Translation:Unele femei sunt mai înalte ca bărbații.
no, if you Google it, you'll find that only decât is correct for inegality, but apparently Romanians use ca anyway. (Same is true in German, where it is supposed to be "größer als", but regionally people say "größer wie" anyway). And you'll even find English speakers who falsely say "taller as" - so this logical problem seems to be quite universal...
I was asking the same in another example because this hasn't been mentioned anywhere yet.

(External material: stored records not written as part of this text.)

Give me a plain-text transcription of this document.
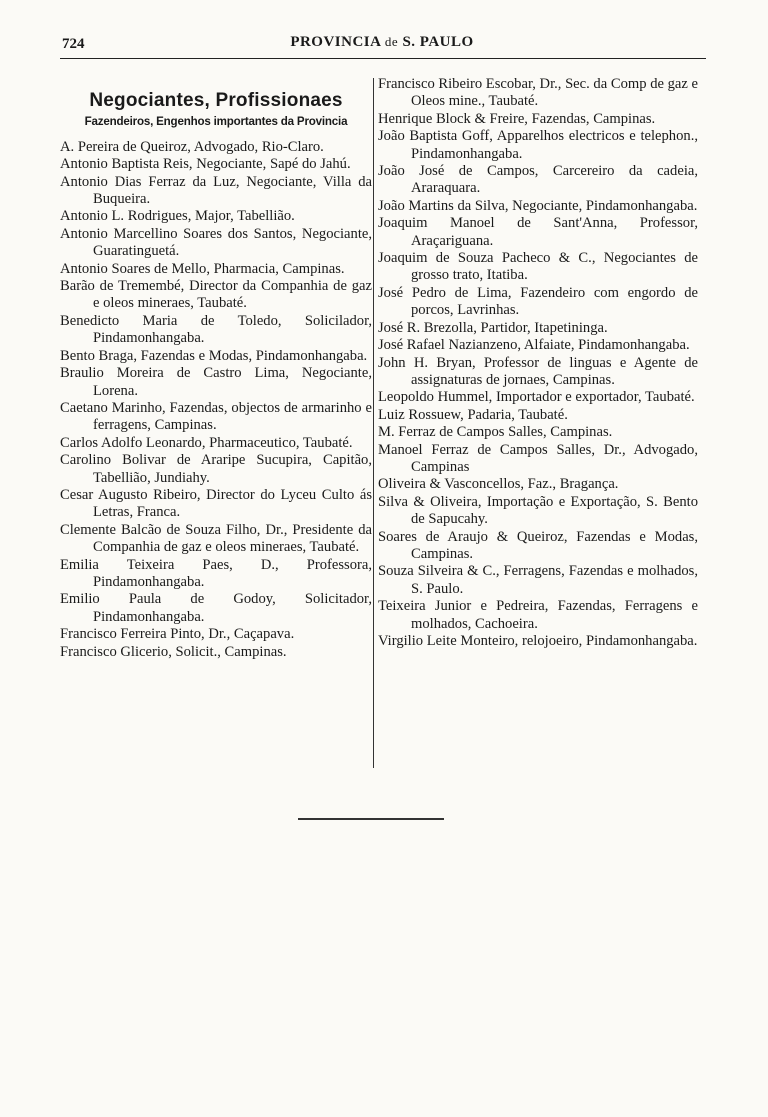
724	PROVINCIA de S. PAULO
Negociantes, Profissionaes
Fazendeiros, Engenhos importantes da Provincia

A. Pereira de Queiroz, Advogado, Rio-Claro.

Antonio Baptista Reis, Negociante, Sapé do Jahú.

Antonio Dias Ferraz da Luz, Negociante, Villa da Buqueira.

Antonio L. Rodrigues, Major, Tabellião.

Antonio Marcellino Soares dos Santos, Negociante, Guaratinguetá.

Antonio Soares de Mello, Pharmacia, Campinas.

Barão de Tremembé, Director da Companhia de gaz e oleos mineraes, Taubaté.

Benedicto Maria de Toledo, Solicilador, Pindamonhangaba.

Bento Braga, Fazendas e Modas, Pindamonhangaba.

Braulio Moreira de Castro Lima, Negociante, Lorena.

Caetano Marinho, Fazendas, objectos de armarinho e ferragens, Campinas.

Carlos Adolfo Leonardo, Pharmaceutico, Taubaté.

Carolino Bolivar de Araripe Sucupira, Capitão, Tabellião, Jundiahy.

Cesar Augusto Ribeiro, Director do Lyceu Culto ás Letras, Franca.

Clemente Balcão de Souza Filho, Dr., Presidente da Companhia de gaz e oleos mineraes, Taubaté.

Emilia Teixeira Paes, D., Professora, Pindamonhangaba.

Emilio Paula de Godoy, Solicitador, Pindamonhangaba.

Francisco Ferreira Pinto, Dr., Caçapava.

Francisco Glicerio, Solicit., Campinas.

Francisco Ribeiro Escobar, Dr., Sec. da Comp de gaz e Oleos mine., Taubaté.

Henrique Block & Freire, Fazendas, Campinas.

João Baptista Goff, Apparelhos electricos e telephon., Pindamonhangaba.

João José de Campos, Carcereiro da cadeia, Araraquara.

João Martins da Silva, Negociante, Pindamonhangaba.

Joaquim Manoel de Sant'Anna, Professor, Araçariguana.

Joaquim de Souza Pacheco & C., Negociantes de grosso trato, Itatiba.

José Pedro de Lima, Fazendeiro com engordo de porcos, Lavrinhas.

José R. Brezolla, Partidor, Itapetininga.

José Rafael Nazianzeno, Alfaiate, Pindamonhangaba.

John H. Bryan, Professor de linguas e Agente de assignaturas de jornaes, Campinas.

Leopoldo Hummel, Importador e exportador, Taubaté.

Luiz Rossuew, Padaria, Taubaté.

M. Ferraz de Campos Salles, Campinas.

Manoel Ferraz de Campos Salles, Dr., Advogado, Campinas

Oliveira & Vasconcellos, Faz., Bragança.

Silva & Oliveira, Importação e Exportação, S. Bento de Sapucahy.

Soares de Araujo & Queiroz, Fazendas e Modas, Campinas.

Souza Silveira & C., Ferragens, Fazendas e molhados, S. Paulo.

Teixeira Junior e Pedreira, Fazendas, Ferragens e molhados, Cachoeira.

Virgilio Leite Monteiro, relojoeiro, Pindamonhangaba.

In deneral: "ca" = "as"; "decât" = than. Thus, "la fel de înalte ca bărbații" ("as tall as the men"); "mai înalte înalte decât bărbații" ("taller than the men"). However, in Romanian, you can say both "taller than the men" and "taller as the men" and they are both valid and mean the exact same thing. Thus, "mai înalte înalte decât bărbații" = "mai înalte înalte ca bărbații" = "taller than the men", there is no difference; although some purists insist that "ca" should not be used so broadly, my understanding is that the majority of Romanians ignore this prohibition and consider the usage standard. (But notice that even in Romanian, you can never say "as tall than": "la fel de înalte decât bărbații" is impossible.)

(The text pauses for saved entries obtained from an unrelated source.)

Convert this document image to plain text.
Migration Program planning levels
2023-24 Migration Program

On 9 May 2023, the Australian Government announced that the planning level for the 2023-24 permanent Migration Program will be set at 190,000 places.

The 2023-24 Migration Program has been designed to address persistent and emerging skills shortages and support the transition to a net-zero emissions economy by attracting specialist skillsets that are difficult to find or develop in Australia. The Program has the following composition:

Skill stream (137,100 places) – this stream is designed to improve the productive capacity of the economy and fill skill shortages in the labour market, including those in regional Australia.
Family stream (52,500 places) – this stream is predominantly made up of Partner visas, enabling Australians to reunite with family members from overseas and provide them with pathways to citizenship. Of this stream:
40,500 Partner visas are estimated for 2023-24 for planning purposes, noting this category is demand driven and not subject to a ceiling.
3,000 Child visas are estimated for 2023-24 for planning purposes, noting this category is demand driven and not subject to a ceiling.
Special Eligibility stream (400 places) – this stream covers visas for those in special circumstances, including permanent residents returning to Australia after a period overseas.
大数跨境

Why two i's on bărbații? If so, where is the "the"? For the women is doesn't do this so it throws me for a loop. EDIT: It's really crushing me when I cycle back to it, I will have to remember it.
I am not a linguist, but this is how I see it.

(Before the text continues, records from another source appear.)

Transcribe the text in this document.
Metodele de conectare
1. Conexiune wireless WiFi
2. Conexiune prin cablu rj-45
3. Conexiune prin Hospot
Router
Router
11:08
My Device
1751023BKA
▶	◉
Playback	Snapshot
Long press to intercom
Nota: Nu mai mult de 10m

”unii/unele”=”some” and it is the plural form of the indefinite pronoun ”unul/una”.
”un/o”=”an/a” (the indefinite article singular form) ”niște”=”some”, it is the plural for the indefinite article ”a/an”.
”Un, o, una, unul” in English all mean ”one”.
Some examples =niște exemple:
I see some people over there. = Văd niște oameni acolo. Some fruits are poisonous. = Unele fructe sunt otrăvitoare. I need some money. = Am nevoie de niște bani. He saw some girls. = A văzut niște fete. Some girls had blue eyes. = Unele fete aveau ochi albaștri. Some animals can fly. = Unele animale pot zbura. There are some animals in his garden. = Sunt niște animale în grădina lui. Do you have some alcohol?= Ai niște alcool? Some alcohols are just for technical use. = Unii alcooli sunt doar pentru uz tehnic.
I really don't understand why you need to use the definite plural of bărbat here. This would translate to English as 'some women are taller than THE men' which you wouldn't say logically. Can someone please explain why it's not bărbați instead?
I don't know, just started wondering for my native language Hungarian, in case it helps at all... because in Hungarian, both with an article and without an article would be just plausible and just meh. xD
Is "men" here more "some men (if we choose well)" or more "men in general, average men"? If I assume it's the second, using an article actually makes sense because talking about a concept in general requires an article in Romanian (just like in Hungarian).